Uma Sicília do início do século XX entre belezas, ofícios antigos e tragédias no centro de uma interessante retrospectiva da quadragésima terceira edição dos Pordenone Silent Cinema Days, um prestigiado evento dirigido por Jay Weissbergaté 12 de outubro na cidade friuliana.
Evento imprescindível para quem ama a sétima arte, o festival oferece uma exposição com curadoria de Elena Beltrami (Cineteca del Friuli) e Gabriele Perrone (Museu Nacional do Cinema de Torino)para inaugurar um projeto plurianual dedicado às regiões italianas. Um passeio cinematográfico com documentários (alguns de autor e data desconhecidos) e um único título de ficção, criado em colaboração com arquivos de Itália, América do Sul e outros países europeus para tratar dos temas “Paisagem”, “Artes, ofícios e atualidades” , “Vulcão, terremoto e tempestades” pelas seções de mesmo nome.
Começamos com o foco na natureza e na arquitetura a partir de “Sicilia illustrata” do turinense Ambrosio (1907), onde a câmera de Giovanni Vitrotti destaca as belezas de Messina, Taormina e Ilha dos Ciclopes. Também de Turim, os títulos do filme Tiziano “Através da Sicília”, “Nella conca d’oro” e “A indústria do barro na Sicília”, realizado por Piero Marelli em 1920. Um olhar por dentro com “Un giorno a Palermo” (1914). ) da produção local Lucarelli Film. Concentre-se nos lugares mais representativos da capital siciliana em “Documentário sobre Palermo e Sicília”, datado entre 1925 e 1929. As belezas sicilianas também estão no centro dos títulos “Palermo und der Monte Pellegrino”, “Il Mare di Palermo”, “Monreale” e “Viagem ao sul da Itália de Siracusa a Taormina”.

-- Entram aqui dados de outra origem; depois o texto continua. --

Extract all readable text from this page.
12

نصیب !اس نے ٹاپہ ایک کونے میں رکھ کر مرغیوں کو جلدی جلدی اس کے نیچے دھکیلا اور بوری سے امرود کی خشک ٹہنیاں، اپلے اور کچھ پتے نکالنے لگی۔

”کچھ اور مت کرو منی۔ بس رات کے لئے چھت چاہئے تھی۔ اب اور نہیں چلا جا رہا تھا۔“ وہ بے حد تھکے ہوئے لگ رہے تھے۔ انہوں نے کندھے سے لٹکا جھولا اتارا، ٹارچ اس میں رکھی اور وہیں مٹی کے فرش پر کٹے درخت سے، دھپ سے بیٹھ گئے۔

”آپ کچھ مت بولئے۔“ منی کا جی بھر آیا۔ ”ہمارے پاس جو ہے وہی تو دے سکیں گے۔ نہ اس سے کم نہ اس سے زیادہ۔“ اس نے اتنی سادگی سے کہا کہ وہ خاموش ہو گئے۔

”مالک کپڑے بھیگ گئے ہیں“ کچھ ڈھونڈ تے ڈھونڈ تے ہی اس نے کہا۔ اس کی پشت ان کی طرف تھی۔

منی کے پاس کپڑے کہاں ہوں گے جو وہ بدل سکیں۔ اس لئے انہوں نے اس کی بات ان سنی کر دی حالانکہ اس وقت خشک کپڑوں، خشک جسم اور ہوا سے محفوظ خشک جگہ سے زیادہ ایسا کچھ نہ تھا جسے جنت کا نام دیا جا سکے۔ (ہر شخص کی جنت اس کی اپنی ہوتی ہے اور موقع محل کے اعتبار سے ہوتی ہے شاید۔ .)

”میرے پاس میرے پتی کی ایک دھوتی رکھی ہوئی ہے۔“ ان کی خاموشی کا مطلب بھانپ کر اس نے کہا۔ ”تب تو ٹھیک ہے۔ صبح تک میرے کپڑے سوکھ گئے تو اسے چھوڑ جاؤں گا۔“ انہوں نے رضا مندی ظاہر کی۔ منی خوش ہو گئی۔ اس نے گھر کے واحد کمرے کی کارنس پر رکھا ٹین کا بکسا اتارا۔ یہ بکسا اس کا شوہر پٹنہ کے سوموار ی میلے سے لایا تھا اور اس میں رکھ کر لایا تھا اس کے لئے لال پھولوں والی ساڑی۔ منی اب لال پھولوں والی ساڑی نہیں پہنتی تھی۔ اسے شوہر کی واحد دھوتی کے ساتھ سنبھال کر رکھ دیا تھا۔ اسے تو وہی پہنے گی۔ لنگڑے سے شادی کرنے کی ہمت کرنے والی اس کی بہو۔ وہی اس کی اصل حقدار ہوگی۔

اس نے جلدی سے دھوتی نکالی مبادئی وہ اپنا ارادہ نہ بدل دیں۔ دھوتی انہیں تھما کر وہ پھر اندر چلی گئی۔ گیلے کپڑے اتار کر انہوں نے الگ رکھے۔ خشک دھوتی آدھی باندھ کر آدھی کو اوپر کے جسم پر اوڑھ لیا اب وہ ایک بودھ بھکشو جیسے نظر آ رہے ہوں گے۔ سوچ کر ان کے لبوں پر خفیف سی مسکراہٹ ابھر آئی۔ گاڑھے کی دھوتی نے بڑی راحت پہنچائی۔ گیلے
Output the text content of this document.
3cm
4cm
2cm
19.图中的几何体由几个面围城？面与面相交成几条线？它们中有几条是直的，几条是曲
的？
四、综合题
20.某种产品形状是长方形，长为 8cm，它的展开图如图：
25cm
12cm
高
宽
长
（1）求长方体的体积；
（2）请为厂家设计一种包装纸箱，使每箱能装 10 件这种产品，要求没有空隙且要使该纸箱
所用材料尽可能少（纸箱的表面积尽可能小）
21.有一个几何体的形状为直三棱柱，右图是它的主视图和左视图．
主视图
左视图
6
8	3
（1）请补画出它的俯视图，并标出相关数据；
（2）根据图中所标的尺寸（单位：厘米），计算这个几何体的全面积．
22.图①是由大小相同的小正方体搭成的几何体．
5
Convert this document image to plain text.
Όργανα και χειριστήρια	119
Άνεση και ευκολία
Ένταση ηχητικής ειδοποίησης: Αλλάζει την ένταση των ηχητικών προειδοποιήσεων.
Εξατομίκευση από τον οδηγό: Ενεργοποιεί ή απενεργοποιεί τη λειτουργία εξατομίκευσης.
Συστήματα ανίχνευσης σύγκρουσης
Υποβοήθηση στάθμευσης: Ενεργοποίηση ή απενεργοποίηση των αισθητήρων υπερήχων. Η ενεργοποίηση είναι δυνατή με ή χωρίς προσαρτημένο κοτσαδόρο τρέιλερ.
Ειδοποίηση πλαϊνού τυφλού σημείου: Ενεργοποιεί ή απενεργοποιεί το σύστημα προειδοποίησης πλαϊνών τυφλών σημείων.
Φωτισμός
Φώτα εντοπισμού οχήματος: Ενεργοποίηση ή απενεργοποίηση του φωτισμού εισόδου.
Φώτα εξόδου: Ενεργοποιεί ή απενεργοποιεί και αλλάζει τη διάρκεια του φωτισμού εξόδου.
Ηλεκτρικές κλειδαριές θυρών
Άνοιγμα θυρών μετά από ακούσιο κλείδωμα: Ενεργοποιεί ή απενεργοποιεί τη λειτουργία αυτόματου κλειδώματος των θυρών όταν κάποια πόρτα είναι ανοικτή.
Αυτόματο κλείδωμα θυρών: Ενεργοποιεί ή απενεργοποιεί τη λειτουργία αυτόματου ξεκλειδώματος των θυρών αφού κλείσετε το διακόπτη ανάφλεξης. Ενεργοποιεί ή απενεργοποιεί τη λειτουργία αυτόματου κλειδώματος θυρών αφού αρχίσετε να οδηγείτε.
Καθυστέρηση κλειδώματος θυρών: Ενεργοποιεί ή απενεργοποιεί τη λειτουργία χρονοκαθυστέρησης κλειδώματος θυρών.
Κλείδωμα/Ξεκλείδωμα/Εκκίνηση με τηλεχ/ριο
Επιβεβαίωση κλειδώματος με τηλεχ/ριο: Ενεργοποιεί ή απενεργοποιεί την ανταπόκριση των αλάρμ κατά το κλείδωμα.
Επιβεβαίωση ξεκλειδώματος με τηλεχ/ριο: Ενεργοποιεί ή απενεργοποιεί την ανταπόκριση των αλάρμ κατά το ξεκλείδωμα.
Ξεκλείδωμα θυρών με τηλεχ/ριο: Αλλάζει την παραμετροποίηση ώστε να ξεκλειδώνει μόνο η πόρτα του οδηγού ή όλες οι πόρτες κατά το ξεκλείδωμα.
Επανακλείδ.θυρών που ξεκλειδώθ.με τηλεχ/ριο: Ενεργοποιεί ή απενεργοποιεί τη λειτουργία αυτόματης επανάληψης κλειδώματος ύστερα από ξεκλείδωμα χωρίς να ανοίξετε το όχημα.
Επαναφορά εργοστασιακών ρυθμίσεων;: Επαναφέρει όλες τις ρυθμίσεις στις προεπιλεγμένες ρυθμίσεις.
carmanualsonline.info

A história dos ofícios, introduzida pelas obras de Marelli, conduz à segunda seção da retrospectiva, com as produções da Pathé, gigante do cinema francês, sobre a fabricação de carroças (“Fabrication des Charrettes Siciliennes” de 1910) e a extração de sal (“Exploração do sal na Sicília” de 1912). Este último tema também está no centro de “San Giuliano e as salinas de Trapani” (1910), documentário do Cines descoberto este ano em Buenos Aires pela estudiosa Lorena Bordigoni e restaurado para a ocasião. Da Pathé também a história do suntuoso funeral de um homem muito rico de Trecastagni, na região de Catania (“Dispositions testamentaires”, 1927), da corrida de automóveis “Targa Florio” na Madonie (“Course internationale d’automobiles”, 1923) e do torneio medieval dos mil anos de Palermo (“Un grand tournoi médiéval à l’occasion du millenaire de la fundação de Palerme et Sicile”, 1925). A extração das rochas asfálticas de Contrada Tabuna (Ragusa), iniciada em 1917 pela empresa romana ABCD (Asfalto, Betume, Alcatrão e Derivados), numa referência à trágica situação dos sicilianos envolvidos no empreendimento, no centro de o filme industrial “As grandes indústrias italianas. Minas de asfalto na Sicília”, restauradas pelo Istituto Luce.
Os desastres naturais da ilha como tema da terceira e última secção do festival, com quatro dos oito filmes da programação dedicados ao terramoto de Messina e Reggio Calabria em 1908: “Terremoto de Messina” e “Construção de quartéis em Messina”, ambos dirigidos por Luca Comerio em 1909, “Tremblemant de Terre Messine” (1909) e “Messina che risorge” (1910). A força destrutiva do mar está, em vez disso, no centro da produção da Pathé de 1926 “Palerme, Sicile. Une formidable tempête a battu la côte Sicilienne ocasional de nombreux dégâts” e “Sicile.Plusieurs navires ont été jetés à la côte au cours des dernières tempêtes”. Dedicado às erupções vulcânicas do Etna “Vulkane in Tätigkeit” e “L’éruption de l’Etna”, ambas de 1910. A excursão é completada pelo filme de ficção de 1919 “L’Appel du Sang” de Louis Mercanton, extraído do romance “The Call of the Blood” de Robert Hichens e ambientado, como o texto original, em Taormina.